At ten-years-old, I’m sure many of us were still trying to figure out how money and businesses even worked. Meanwhile, Alessandra Kitinas was working towards becoming Australia’s youngest CEO, launching ‘Freedom Scrub’ at 15 years old.
Alessandra, who goes by Ali, has a background in performing arts, acting in commercials since she was five. Once she hit ten years old, however, she realised she didn’t want to fall into the “trap” of struggling to make it into the acting world.
“My mom was an entrepreneur at the time and I was helping her out with some things and just learning about it,” Ali said to The Greek Herald.
“I thought it would be a really great way to learn how to financially support myself if I were to start my own business. And yeah, it just kind of evolved from there.”
Alessandra started her first business, a social media marketing agency, at age 11. From there, she gained essential business experience as she worked beside her mother.
At age 15, she launched ‘Freedom Scrub’, a social enterprise that ethically recycles coffee grounds and uses them in a sugar body scrub. Ali worked closely with The Hope Foundation, which is dedicated to promoting the protection of street and slum children and the most underprivileged in India.
Freedom Scrub now raises funds and awareness for Freedom Hub, an organisation which provides rehabilitation to women rescued from human trafficking in Australia.
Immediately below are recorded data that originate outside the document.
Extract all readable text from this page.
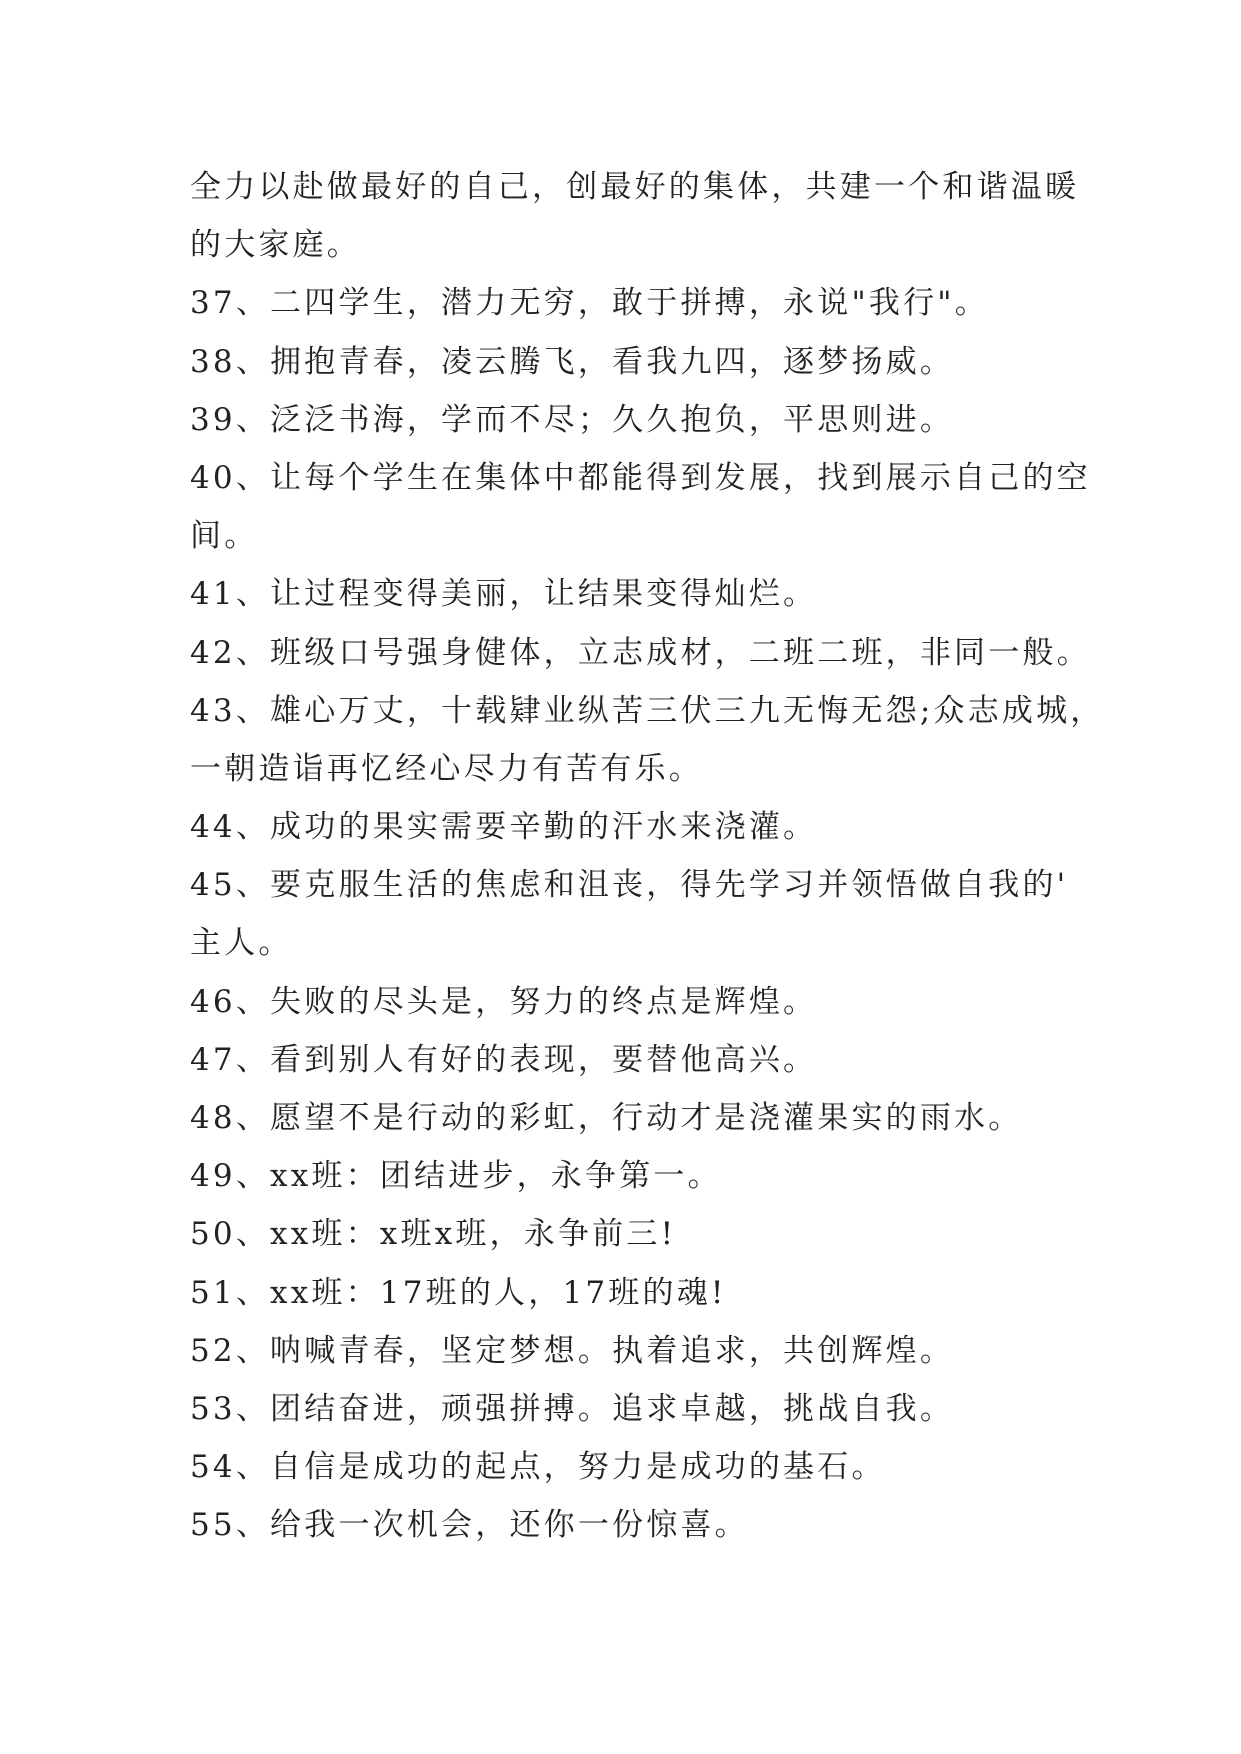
全力以赴做最好的自己，创最好的集体，共建一个和谐温暖
的大家庭。
37、二四学生，潜力无穷，敢于拼搏，永说"我行"。
38、拥抱青春，凌云腾飞，看我九四，逐梦扬威。
39、泛泛书海，学而不尽；久久抱负，平思则进。
40、让每个学生在集体中都能得到发展，找到展示自己的空
间。
41、让过程变得美丽，让结果变得灿烂。
42、班级口号强身健体，立志成材，二班二班，非同一般。
43、雄心万丈，十载肄业纵苦三伏三九无悔无怨;众志成城，
一朝造诣再忆经心尽力有苦有乐。
44、成功的果实需要辛勤的汗水来浇灌。
45、要克服生活的焦虑和沮丧，得先学习并领悟做自我的'
主人。
46、失败的尽头是，努力的终点是辉煌。
47、看到别人有好的表现，要替他高兴。
48、愿望不是行动的彩虹，行动才是浇灌果实的雨水。
49、xx班：团结进步，永争第一。
50、xx班：x班x班，永争前三!
51、xx班：17班的人，17班的魂!
52、呐喊青春，坚定梦想。执着追求，共创辉煌。
53、团结奋进，顽强拼搏。追求卓越，挑战自我。
54、自信是成功的起点，努力是成功的基石。
55、给我一次机会，还你一份惊喜。
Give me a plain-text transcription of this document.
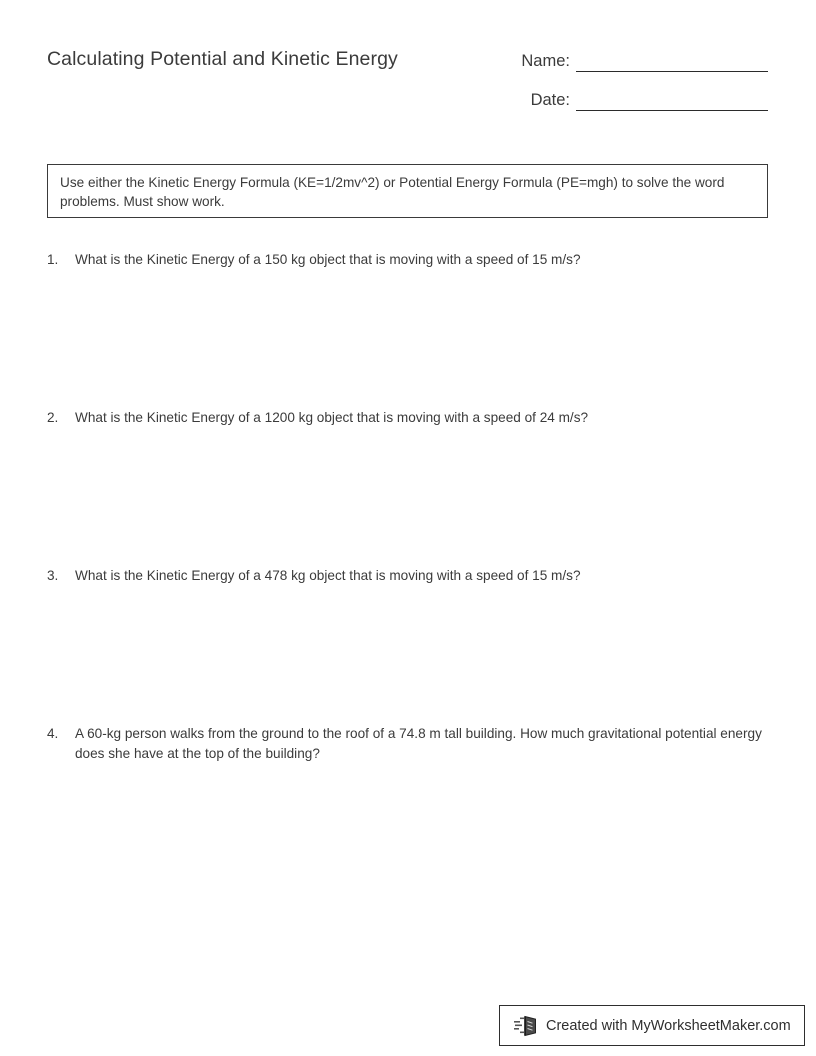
Calculating Potential and Kinetic Energy	Name:
Date:
Use either the Kinetic Energy Formula (KE=1/2mv^2) or Potential Energy Formula (PE=mgh) to solve the word problems. Must show work.
1.	What is the Kinetic Energy of a 150 kg object that is moving with a speed of 15 m/s?
2.	What is the Kinetic Energy of a 1200 kg object that is moving with a speed of 24 m/s?
3.	What is the Kinetic Energy of a 478 kg object that is moving with a speed of 15 m/s?
4.	A 60-kg person walks from the ground to the roof of a 74.8 m tall building. How much gravitational potential energy does she have at the top of the building?
Created with MyWorksheetMaker.com
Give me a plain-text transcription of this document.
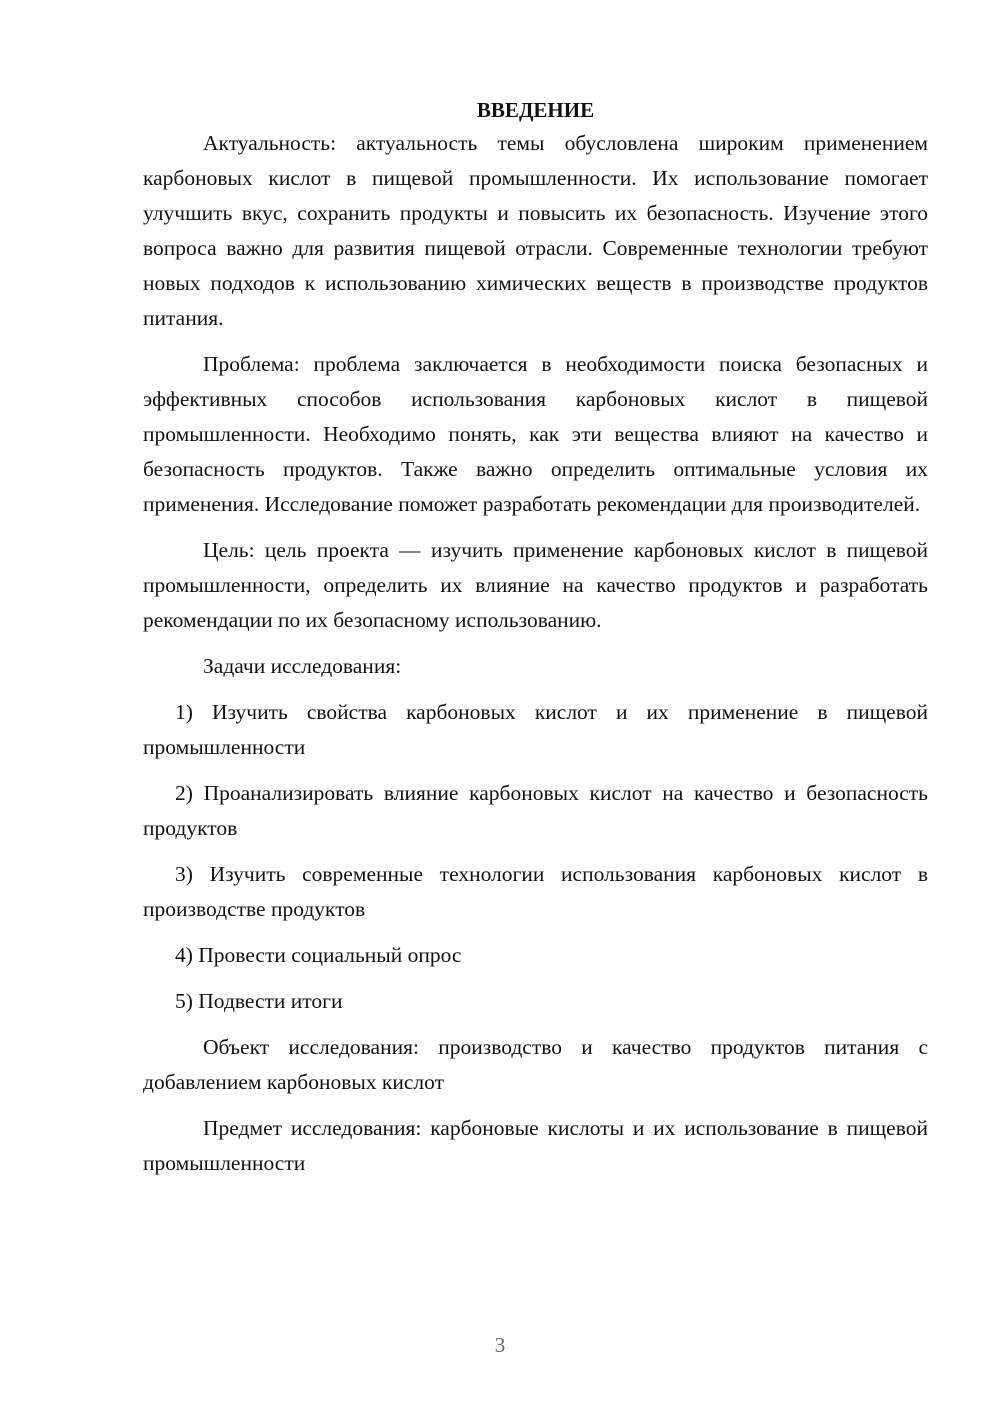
ВВЕДЕНИЕ

Актуальность: актуальность темы обусловлена широким применением карбоновых кислот в пищевой промышленности. Их использование помогает улучшить вкус, сохранить продукты и повысить их безопасность. Изучение этого вопроса важно для развития пищевой отрасли. Современные технологии требуют новых подходов к использованию химических веществ в производстве продуктов питания.

Проблема: проблема заключается в необходимости поиска безопасных и эффективных способов использования карбоновых кислот в пищевой промышленности. Необходимо понять, как эти вещества влияют на качество и безопасность продуктов. Также важно определить оптимальные условия их применения. Исследование поможет разработать рекомендации для производителей.

Цель: цель проекта — изучить применение карбоновых кислот в пищевой промышленности, определить их влияние на качество продуктов и разработать рекомендации по их безопасному использованию.

Задачи исследования:

1) Изучить свойства карбоновых кислот и их применение в пищевой промышленности

2) Проанализировать влияние карбоновых кислот на качество и безопасность продуктов

3) Изучить современные технологии использования карбоновых кислот в производстве продуктов

4) Провести социальный опрос

5) Подвести итоги

Объект исследования: производство и качество продуктов питания с добавлением карбоновых кислот

Предмет исследования: карбоновые кислоты и их использование в пищевой промышленности

3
An organisation close to Ali’s heart, her company recycles the coffee grounds that Freedom Hub use in their café to create the body scrubs.
“When I learned that it was happening in my home country and in a place that’s meant to be developed and have so many opportunities for young women and girls, it definitely raised something in me and it was something that I really wanted to make a difference with,” Ali said.
Doing all this while still in school, Ali finally graduated in 2019. She said entering the world without a “security blanket” was a scary moment, but one that made her realise the large path that lay ahead of her.
“I do still have my whole life ahead of me and you learn the biggest lessons from the mistakes you make in life.”
“My first year out of high school was also a pandemic, and so it was very different from what I had imagined my first year out of school would be.
“It did really open my eyes to the different ways we communicate as people, the different ways we interact and what other opportunities are out there that I haven’t necessarily thought of before.”
Ali is recognised as a best-selling author for her chapter in Better Business, Better Life, Better World: The Movement. The young Greek Australian was also in an editorial that was published in an international magazine last year, helping open her eyes to the world of fashion.
“It is actually something that I’m studying now and something that I’d like to perhaps work on in the future.”
Ali said the most gratifying part of her career path so far is having the opportunity to meet and be mentored by English business magnate Richard Branson. She was invited to Necker Island in the British Virgin Isles, along with 33 other global entrepreneurs and business leaders, to speak about her business.
“It was really funny because the first day, we went sailing and I happened to be on the sailboat with Richard. And he said, ‘Why are you here with your mom?’ And I replied, ‘no, actually my mom’s here with me.’”
“He actually left school when he was 15 and I was 15 when I met him. So we kind of bonded over that and doing really crazy things at a young age.
“It was really cool to talk to someone who had accomplished so much and know that my idealism, I guess, doesn’t go to waste and that it can pay off one day.”
Ali’s connection with her Greek heritage remains more important than ever. Ali’s papou, who came from Lemnos to Australia, played a critical role in her life growing up, living with her until his unfortunate passing when she was 11-years-old, not long before she started her first business.
“I’m very close with my family and I always want to make them proud and do something that they can be proud of.”
“But also, I want to make him proud and I want to know that wherever he is, he can see what I’m doing and be proud of me.”